Getting Treatment for Fentanyl Use Disorder

At ReVIDA® Recovery, we have seen firsthand how effective evidence-based fentanyl addiction treatment can be. It doesn’t matter how long you’ve been taking fentanyl or how impossible it feels to stop right now – recovery is always possible. Let’s talk about some of the treatment options we offer here that could be right for you.

Medication-Assisted Treatment (MAT)

While you’re here for MAT, you’ll be closely monitored by a compassionate and knowledgeable staff. Medications are available that can help in alleviating fentanyl withdrawals and guiding you safely into recovery. You’ll also have access to resources that can help you on your journey moving forward, including individual counseling, group counseling, and support groups. In an MAT program, we use medications alongside traditional therapy to guide you away from opioids and into a healthy life of recovery.

You’ll also have the option to move forward with our outpatient treatment program. If a higher level of care is warranted, we will provide referrals for a local inpatient or residential treatment program. Your clinician will go over all of your options to set you up for success.

Buprenorphine (Suboxone®) Treatment

Medication-assisted treatment, or MAT, is a safe and evidence-based way to treat OUD. At ReVIDA® Recovery, we support the use of buprenorphine (Suboxone®) because it has been proven to reduce cravings while working to prevent relapse. To receive buprenorphine (Suboxone®) treatment, you will have to be opioid-free for 24 hours.

Outpatient Rehab Services

We believe that both individual and group therapy are critical components in the treatment of OUD – especially if you’re looking for long-term recovery. This is a safe and supportive space where you will learn how to manage your triggers and create healthy coping mechanisms. Our behavioral healthcare team is composed of licensed therapists, certified counselors, care coordinators, and peer recovery specialists who are standing by and ready to help. If we can treat your addiction where it started, at its roots, your chance of recovery is greater than if we were to simply treat your withdrawal symptoms.

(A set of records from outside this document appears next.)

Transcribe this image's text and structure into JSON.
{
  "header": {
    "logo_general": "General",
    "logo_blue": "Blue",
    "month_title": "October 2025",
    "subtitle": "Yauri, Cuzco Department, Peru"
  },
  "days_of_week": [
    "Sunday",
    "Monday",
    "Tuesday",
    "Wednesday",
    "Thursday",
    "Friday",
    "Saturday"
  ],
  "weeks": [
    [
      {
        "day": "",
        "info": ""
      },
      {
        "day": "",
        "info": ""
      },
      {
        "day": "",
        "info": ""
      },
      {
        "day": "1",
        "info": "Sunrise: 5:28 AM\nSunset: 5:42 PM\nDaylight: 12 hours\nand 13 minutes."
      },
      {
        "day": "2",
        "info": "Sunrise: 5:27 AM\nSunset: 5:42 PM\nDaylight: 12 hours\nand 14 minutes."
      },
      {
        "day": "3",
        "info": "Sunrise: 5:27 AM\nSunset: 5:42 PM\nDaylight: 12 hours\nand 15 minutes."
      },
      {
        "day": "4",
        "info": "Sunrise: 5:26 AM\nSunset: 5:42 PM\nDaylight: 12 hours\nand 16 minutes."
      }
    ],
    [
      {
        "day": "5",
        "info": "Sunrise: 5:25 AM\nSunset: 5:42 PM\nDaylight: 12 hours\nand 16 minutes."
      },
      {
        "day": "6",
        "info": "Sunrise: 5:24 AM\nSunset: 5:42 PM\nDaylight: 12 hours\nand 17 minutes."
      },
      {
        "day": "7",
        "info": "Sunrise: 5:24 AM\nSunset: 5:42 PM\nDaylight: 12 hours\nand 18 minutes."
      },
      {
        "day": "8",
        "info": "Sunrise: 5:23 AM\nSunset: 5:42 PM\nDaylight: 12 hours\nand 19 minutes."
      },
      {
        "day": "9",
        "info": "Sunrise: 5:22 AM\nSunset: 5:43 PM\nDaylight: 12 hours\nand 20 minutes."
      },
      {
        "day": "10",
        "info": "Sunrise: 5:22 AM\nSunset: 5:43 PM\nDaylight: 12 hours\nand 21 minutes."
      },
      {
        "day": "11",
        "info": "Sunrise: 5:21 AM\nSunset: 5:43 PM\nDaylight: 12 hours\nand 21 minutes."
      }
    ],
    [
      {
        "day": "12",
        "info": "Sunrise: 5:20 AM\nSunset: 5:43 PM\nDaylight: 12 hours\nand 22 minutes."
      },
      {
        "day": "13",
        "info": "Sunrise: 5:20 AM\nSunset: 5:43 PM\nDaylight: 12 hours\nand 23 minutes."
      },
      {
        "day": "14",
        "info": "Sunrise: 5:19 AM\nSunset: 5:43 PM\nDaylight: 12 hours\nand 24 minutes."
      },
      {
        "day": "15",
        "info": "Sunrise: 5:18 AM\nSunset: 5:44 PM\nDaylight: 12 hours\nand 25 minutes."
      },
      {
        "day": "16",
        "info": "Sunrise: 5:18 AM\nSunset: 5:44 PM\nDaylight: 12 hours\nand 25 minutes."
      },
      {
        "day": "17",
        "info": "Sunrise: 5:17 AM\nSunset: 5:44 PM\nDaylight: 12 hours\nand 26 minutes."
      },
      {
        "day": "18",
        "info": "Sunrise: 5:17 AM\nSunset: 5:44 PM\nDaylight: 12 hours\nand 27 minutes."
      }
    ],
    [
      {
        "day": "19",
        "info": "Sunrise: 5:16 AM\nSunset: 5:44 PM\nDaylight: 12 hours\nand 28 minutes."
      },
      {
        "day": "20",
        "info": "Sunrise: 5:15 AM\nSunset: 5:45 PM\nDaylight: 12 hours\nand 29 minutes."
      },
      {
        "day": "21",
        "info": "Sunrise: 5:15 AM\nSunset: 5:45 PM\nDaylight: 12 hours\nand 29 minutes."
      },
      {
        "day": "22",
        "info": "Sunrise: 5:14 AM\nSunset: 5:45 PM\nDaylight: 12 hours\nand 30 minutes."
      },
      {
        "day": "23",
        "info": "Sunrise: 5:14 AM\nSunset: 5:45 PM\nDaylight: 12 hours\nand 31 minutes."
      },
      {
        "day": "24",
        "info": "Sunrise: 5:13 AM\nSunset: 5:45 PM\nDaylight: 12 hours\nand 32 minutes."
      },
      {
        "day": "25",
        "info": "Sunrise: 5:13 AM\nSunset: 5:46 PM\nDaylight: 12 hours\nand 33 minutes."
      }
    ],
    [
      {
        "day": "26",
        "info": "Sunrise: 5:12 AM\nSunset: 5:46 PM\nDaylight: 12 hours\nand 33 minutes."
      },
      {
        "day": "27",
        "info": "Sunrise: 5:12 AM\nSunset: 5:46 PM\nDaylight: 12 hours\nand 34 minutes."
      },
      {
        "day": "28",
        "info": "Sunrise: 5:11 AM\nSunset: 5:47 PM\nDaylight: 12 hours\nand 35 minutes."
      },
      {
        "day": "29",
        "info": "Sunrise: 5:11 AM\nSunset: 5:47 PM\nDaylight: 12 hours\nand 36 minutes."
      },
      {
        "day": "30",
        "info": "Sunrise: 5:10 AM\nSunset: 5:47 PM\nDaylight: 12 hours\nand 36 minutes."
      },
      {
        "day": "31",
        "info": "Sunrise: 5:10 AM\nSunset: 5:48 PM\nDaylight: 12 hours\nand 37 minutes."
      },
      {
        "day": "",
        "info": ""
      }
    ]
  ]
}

At ReVIDA® Recovery, we’re standing by to help you reclaim your life from fentanyl. Recovery is possible, and you can start your journey to wellness whenever you’re ready. To learn more or to schedule an appointment, please call us today at 423-631-0432.

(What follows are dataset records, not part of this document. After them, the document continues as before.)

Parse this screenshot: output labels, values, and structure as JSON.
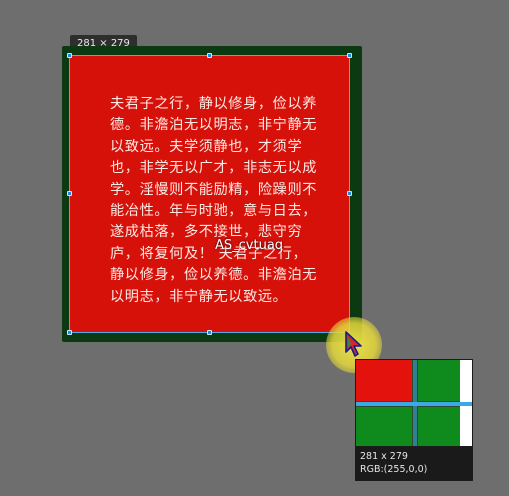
{
  "capture": {
    "dimension_badge": "281 × 279",
    "overlay_label": "AS_cvtuaq"
  },
  "content": {
    "poem": "夫君子之行，静以修身，俭以养德。非澹泊无以明志，非宁静无以致远。夫学须静也，才须学也，非学无以广才，非志无以成学。淫慢则不能励精，险躁则不能冶性。年与时驰，意与日去，遂成枯落，多不接世，悲守穷庐，将复何及！ 夫君子之行，静以修身，俭以养德。非澹泊无以明志，非宁静无以致远。"
  },
  "magnifier": {
    "size": "281 x 279",
    "rgb": "RGB:(255,0,0)"
  },
  "colors": {
    "background": "#6e6e6e",
    "frame": "#0b3a12",
    "content_red": "#d6110a",
    "selection_blue": "#1a8de0",
    "magnifier_red": "#e4120c",
    "magnifier_green": "#0f8a1c",
    "crosshair": "#3aa9e6"
  },
  "icons": {
    "cursor": "arrow-cursor-icon",
    "handles": "resize-handle-icon"
  }
}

Signs Suboxone® Dose Is Too Low


What causes seizures?

There are a variety of reasons why someone may have a seizure, and some of the time, there is no cause at all. If someone is overdosing on a drug like fentanyl, a lack of oxygen to the brain (hypoxia) can cause seizures.

Can you have a seizure taking fentanyl?

Fentanyl attaches to opioid receptors that are located throughout the body. Because of this, a fentanyl overdose has the potential to affect almost every important area of the body. When someone ingests a toxic amount of fentanyl, seizures are likely to happen because of a lack of oxygen to the brain.

Which opioid causes seizures?

All illicit opioid use comes with the risk of seizures, especially with fentanyl because a minuscule amount can cause an overdose (which can cause a seizure).